Chapter 5 is on the exact linearization of nonlinear partial differential equations. Burgers equation in one and higher dimensions is written and analyzed. The nonlinear degenerate diffusion equation is also written and a numerical solution is described. An equation for the one-dimensional motion of an ideal compressible isentropic gas and the Born-Infeld equation are discussed. Another interesting example involves the mathematical description of water waves on a uniformly sloping beach. The chapter concludes with a description of simple waves on shear flows.

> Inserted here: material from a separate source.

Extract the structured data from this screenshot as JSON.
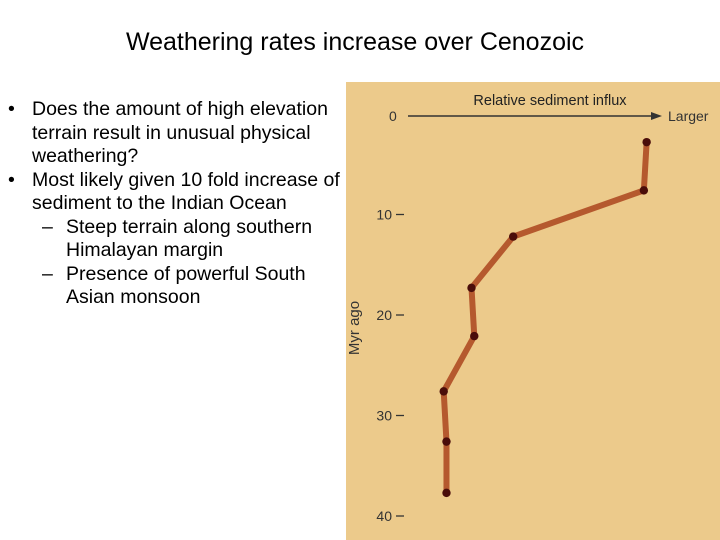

Chapter 6 is about the nonlinearization and embedding of special solutions. The objective here is to first linearize a given nonlinear partial differential equation, solve the resulting simpler equation, and use it to build up nonlinear effects either approximately or exactly. The method is applied to obtain exact solutions for the generalized Burgers equation. The method is then described for Burgers equation in cylindrical coordinates, as well as for nonplanar and other modified forms of Burgers equation.

Chapter 7 is on asymptotic solutions by balancing arguments. The method here would be applied specifically to nonlinear problems for which an exact solution is not obtainable. The search is for an asymptotic solution that will exist for large distances or for very long times. The chapter illustrates the method by using examples from ordinary differential equations. The method is also applied to the nonplanar Burgers equation with wave initial conditions and to equations for one-dimensional contaminant transport through porous media.

Chapter 8 describes a method involving the derivation of series solutions of nonlinear partial differential equations. The first example is expansion of a gas sphere into a vacuum, followed by the description of the collapse of a spherical or cylindrical cavity. The chapter concludes with a discussion of a converging shock wave from a spherical or cylindrical piston.

The text contains the Anglican spelling of a number words (eg, travelling), but the English is very good and the text is very well written. There are few figures in the text, but those included are nicely done. The text contains an extensive bibliography, citing over 140 titles, however, 22 of them list the author of this text as first author.

The index appears to be adequate and contains no entries that refer the reader to another entry. The text does not contain tables of fluid properties, and in fact, there are no appendices. There are no end-of-chapter practice problems.

The text can be used in a second or third course in differential equations in either an engineering or mathematics curriculum. The text contains an emphasis on applications, and there is a notable absence of theorems and corollaries; so would have an engineering slant. It is not known whether the author is an engineer, physicist, or a mathematician.

Self-Similarity and Beyond: Exact Solutions of Nonlinear Problems is extremely interesting and is quite readable. It would make a great addition to any academic or personal library.